Myopia, more commonly known as nearsightedness, occurs when the eye focuses light in front of the retina instead of directly on the retina. Light needs to be focused on the retina for the information about what your seeing to be transmitted to the brain. Glasses or contact lenses are worn to move the light focus back to the retina. This allows the wearer to see clearly.

What Causes Myopia?

Researchers have not found one single cause for myopia. They believe both genetics and environment affect whether or not a person becomes nearsighted. Children with 1 myopic parent are 1.5X more likely to become myopic verses children with no myopic parents and 3X more likely with 2 myopic parents. Studies show that children who spend less then 10 hours per week outdoors are more likely to develop nearsightedness. As well as though who spend more time doing near work.

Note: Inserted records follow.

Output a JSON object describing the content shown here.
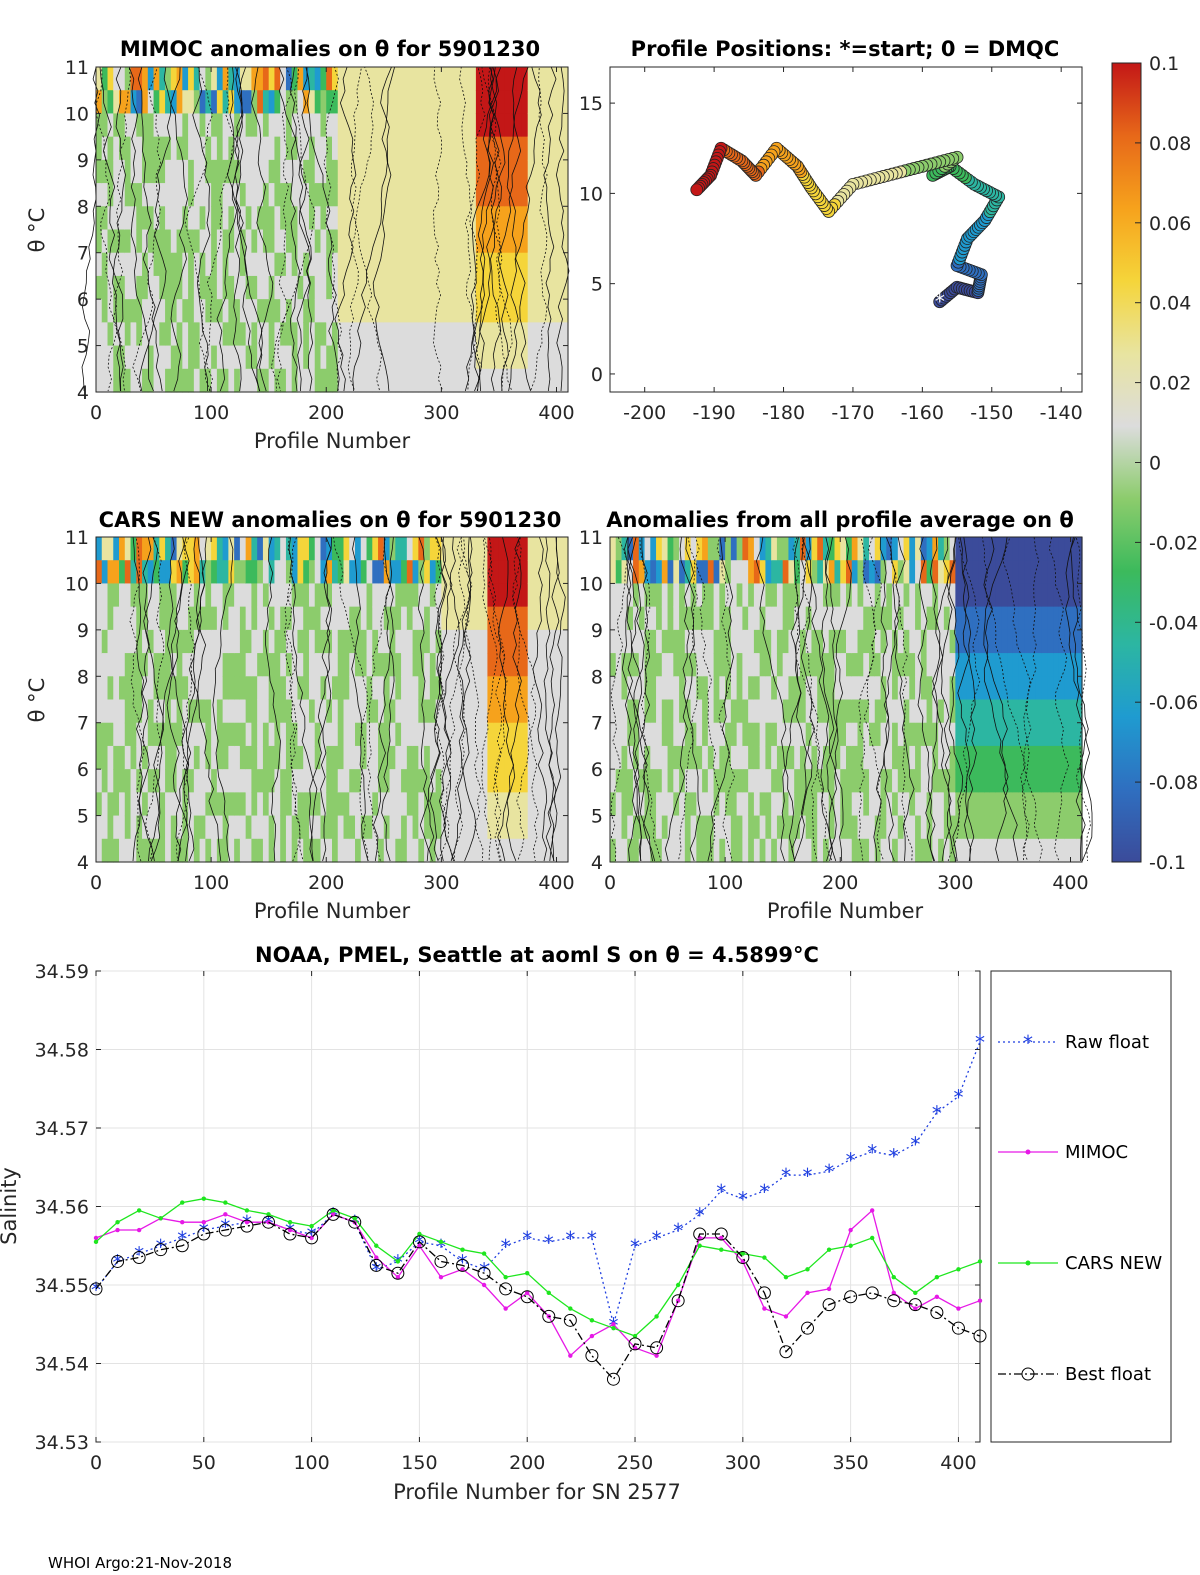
{
  "footer": "WHOI Argo:21-Nov-2018",
  "colormap": [
    "#3b4b9a",
    "#2f6fc0",
    "#1f9bd0",
    "#2cb6a2",
    "#3cba5c",
    "#8ccc6c",
    "#dcdcdc",
    "#e8e4a0",
    "#f5d53a",
    "#f6a21c",
    "#e76819",
    "#c31717"
  ],
  "colorbar": {
    "limits": [
      -0.1,
      0.1
    ],
    "ticks": [
      "0.1",
      "0.08",
      "0.06",
      "0.04",
      "0.02",
      "0",
      "-0.02",
      "-0.04",
      "-0.06",
      "-0.08",
      "-0.1"
    ]
  },
  "chart_data": [
    {
      "id": "mimoc",
      "type": "heatmap",
      "title": "MIMOC anomalies on θ  for 5901230",
      "xlabel": "Profile Number",
      "ylabel": "θ °C",
      "xlim": [
        0,
        410
      ],
      "ylim": [
        4,
        11
      ],
      "xticks": [
        "0",
        "100",
        "200",
        "300",
        "400"
      ],
      "yticks": [
        "4",
        "5",
        "6",
        "7",
        "8",
        "9",
        "10",
        "11"
      ],
      "anomaly_by_profile_band": [
        {
          "from": 0,
          "to": 210,
          "value": 0.0
        },
        {
          "from": 210,
          "to": 330,
          "value": 0.03
        },
        {
          "from": 330,
          "to": 375,
          "value": 0.1
        },
        {
          "from": 375,
          "to": 410,
          "value": 0.03
        }
      ]
    },
    {
      "id": "positions",
      "type": "scatter",
      "title": "Profile Positions: *=start; 0 = DMQC",
      "xlim": [
        -205,
        -137
      ],
      "ylim": [
        -1,
        17
      ],
      "xticks": [
        "-200",
        "-190",
        "-180",
        "-170",
        "-160",
        "-150",
        "-140"
      ],
      "yticks": [
        "0",
        "5",
        "10",
        "15"
      ],
      "track": [
        {
          "lon": -157.5,
          "lat": 4.0
        },
        {
          "lon": -155.0,
          "lat": 4.8
        },
        {
          "lon": -152.0,
          "lat": 4.5
        },
        {
          "lon": -151.5,
          "lat": 5.5
        },
        {
          "lon": -155.0,
          "lat": 6.0
        },
        {
          "lon": -153.5,
          "lat": 7.5
        },
        {
          "lon": -151.0,
          "lat": 8.5
        },
        {
          "lon": -149.0,
          "lat": 9.8
        },
        {
          "lon": -152.5,
          "lat": 10.5
        },
        {
          "lon": -156.0,
          "lat": 11.5
        },
        {
          "lon": -158.5,
          "lat": 11.0
        },
        {
          "lon": -155.0,
          "lat": 12.0
        },
        {
          "lon": -160.0,
          "lat": 11.5
        },
        {
          "lon": -165.0,
          "lat": 11.0
        },
        {
          "lon": -170.0,
          "lat": 10.5
        },
        {
          "lon": -173.5,
          "lat": 9.0
        },
        {
          "lon": -176.0,
          "lat": 10.3
        },
        {
          "lon": -178.0,
          "lat": 11.5
        },
        {
          "lon": -181.0,
          "lat": 12.5
        },
        {
          "lon": -184.0,
          "lat": 11.0
        },
        {
          "lon": -186.0,
          "lat": 11.8
        },
        {
          "lon": -189.0,
          "lat": 12.5
        },
        {
          "lon": -190.5,
          "lat": 11.0
        },
        {
          "lon": -192.5,
          "lat": 10.2
        }
      ]
    },
    {
      "id": "cars",
      "type": "heatmap",
      "title": "CARS NEW anomalies on θ for 5901230",
      "xlabel": "Profile Number",
      "ylabel": "θ °C",
      "xlim": [
        0,
        410
      ],
      "ylim": [
        4,
        11
      ],
      "xticks": [
        "0",
        "100",
        "200",
        "300",
        "400"
      ],
      "yticks": [
        "4",
        "5",
        "6",
        "7",
        "8",
        "9",
        "10",
        "11"
      ],
      "anomaly_by_profile_band": [
        {
          "from": 0,
          "to": 300,
          "value": 0.0
        },
        {
          "from": 300,
          "to": 340,
          "value": 0.02
        },
        {
          "from": 340,
          "to": 375,
          "value": 0.1
        },
        {
          "from": 375,
          "to": 410,
          "value": 0.02
        }
      ]
    },
    {
      "id": "allavg",
      "type": "heatmap",
      "title": "Anomalies from all profile average on θ",
      "xlabel": "Profile Number",
      "xlim": [
        0,
        410
      ],
      "ylim": [
        4,
        11
      ],
      "xticks": [
        "0",
        "100",
        "200",
        "300",
        "400"
      ],
      "yticks": [
        "4",
        "5",
        "6",
        "7",
        "8",
        "9",
        "10",
        "11"
      ],
      "anomaly_by_profile_band": [
        {
          "from": 0,
          "to": 300,
          "value": 0.0
        },
        {
          "from": 300,
          "to": 410,
          "value": -0.1
        }
      ]
    },
    {
      "id": "salinity",
      "type": "line",
      "title": "NOAA, PMEL, Seattle at aoml S on θ = 4.5899°C",
      "xlabel": "Profile Number for SN 2577",
      "ylabel": "Salinity",
      "xlim": [
        0,
        410
      ],
      "ylim": [
        34.53,
        34.59
      ],
      "xticks": [
        "0",
        "50",
        "100",
        "150",
        "200",
        "250",
        "300",
        "350",
        "400"
      ],
      "yticks": [
        "34.53",
        "34.54",
        "34.55",
        "34.56",
        "34.57",
        "34.58",
        "34.59"
      ],
      "x": [
        0,
        10,
        20,
        30,
        40,
        50,
        60,
        70,
        80,
        90,
        100,
        110,
        120,
        130,
        140,
        150,
        160,
        170,
        180,
        190,
        200,
        210,
        220,
        230,
        240,
        250,
        260,
        270,
        280,
        290,
        300,
        310,
        320,
        330,
        340,
        350,
        360,
        370,
        380,
        390,
        400,
        410
      ],
      "series": [
        {
          "name": "Raw float",
          "color": "#1f3fe0",
          "values": [
            34.5495,
            34.553,
            34.554,
            34.555,
            34.556,
            34.557,
            34.5575,
            34.558,
            34.558,
            34.557,
            34.5565,
            34.559,
            34.558,
            34.552,
            34.553,
            34.5555,
            34.555,
            34.553,
            34.552,
            34.555,
            34.556,
            34.5555,
            34.556,
            34.556,
            34.545,
            34.555,
            34.556,
            34.557,
            34.559,
            34.562,
            34.561,
            34.562,
            34.564,
            34.564,
            34.5645,
            34.566,
            34.567,
            34.5665,
            34.568,
            34.572,
            34.574,
            34.581
          ]
        },
        {
          "name": "MIMOC",
          "color": "#e619e6",
          "values": [
            34.556,
            34.557,
            34.557,
            34.5585,
            34.558,
            34.558,
            34.559,
            34.558,
            34.558,
            34.557,
            34.556,
            34.559,
            34.558,
            34.5535,
            34.551,
            34.555,
            34.551,
            34.552,
            34.55,
            34.547,
            34.549,
            34.546,
            34.541,
            34.5435,
            34.545,
            34.542,
            34.541,
            34.548,
            34.556,
            34.556,
            34.553,
            34.547,
            34.546,
            34.549,
            34.5495,
            34.557,
            34.5595,
            34.549,
            34.547,
            34.5485,
            34.547,
            34.548
          ]
        },
        {
          "name": "CARS NEW",
          "color": "#1ee61e",
          "values": [
            34.5555,
            34.558,
            34.5595,
            34.5585,
            34.5605,
            34.561,
            34.5605,
            34.5595,
            34.559,
            34.558,
            34.5575,
            34.5595,
            34.5585,
            34.555,
            34.553,
            34.5565,
            34.5555,
            34.5545,
            34.554,
            34.551,
            34.5515,
            34.549,
            34.547,
            34.5455,
            34.5445,
            34.5435,
            34.546,
            34.55,
            34.555,
            34.5545,
            34.554,
            34.5535,
            34.551,
            34.552,
            34.5545,
            34.555,
            34.556,
            34.551,
            34.549,
            34.551,
            34.552,
            34.553
          ]
        },
        {
          "name": "Best float",
          "color": "#000000",
          "values": [
            34.5495,
            34.553,
            34.5535,
            34.5545,
            34.555,
            34.5565,
            34.557,
            34.5575,
            34.558,
            34.5565,
            34.556,
            34.559,
            34.558,
            34.5525,
            34.5515,
            34.5555,
            34.553,
            34.5525,
            34.5515,
            34.5495,
            34.5485,
            34.546,
            34.5455,
            34.541,
            34.538,
            34.5425,
            34.542,
            34.548,
            34.5565,
            34.5565,
            34.5535,
            34.549,
            34.5415,
            34.5445,
            34.5475,
            34.5485,
            34.549,
            34.548,
            34.5475,
            34.5465,
            34.5445,
            34.5435
          ]
        }
      ],
      "legend_position": "outside-right"
    }
  ]
}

Why be concerned about myopia?

Aside from causing blurry vision, myopia causes an increased risk of developing vision threatening problems later in life. A nearsighted person is more likely to develop cataracts, glaucoma, and retina detachment.

How can myopia be prevented?

As discussed above, there is no full proof way to prevent your child from being nearsighted. Spending more time outdoors and reducing near work can help reduce your child’s risk. However, once your child is diagnosed with myopia, there are away that Dr. Copeland can manage the condition.

managing myopia

Below is a brief discussion of three ways Dr. Copeland can manage myopia. Further web resources are also listed. Please be sure to ask Dr. Copeland any questions you might have about these options.

Orthokeratology (Ortho-K)

Ortho-K also known as Corneal Refractive Therapy (CRT) uses custom-designed gas permeable lenses to reshape the cornea (front of the eye). The patient wears the lenses at night and the cornea is reshaped during sleep. When the patient wakes up she removes the lenses. The reshaping reduces the amount of prescription; the patient does not need to wear glasses or contact lens for all or most of the day. Aside from allowing the patient to be correction free, the reshaping also slows the progression of the myopia.

Soft Multifocal Contact Lenses

This method uses standard soft multifocal contact lenses to slow the progression of the myopia. The patient wears these lenses during the day and removes them at night.

Low dose atropine

This method uses 1 drop of the drug atropine instilled at night in both eyes to slow the progression of myopia. The patient still needs to wear glasses or contacts during the day to correct the starting level of myopia.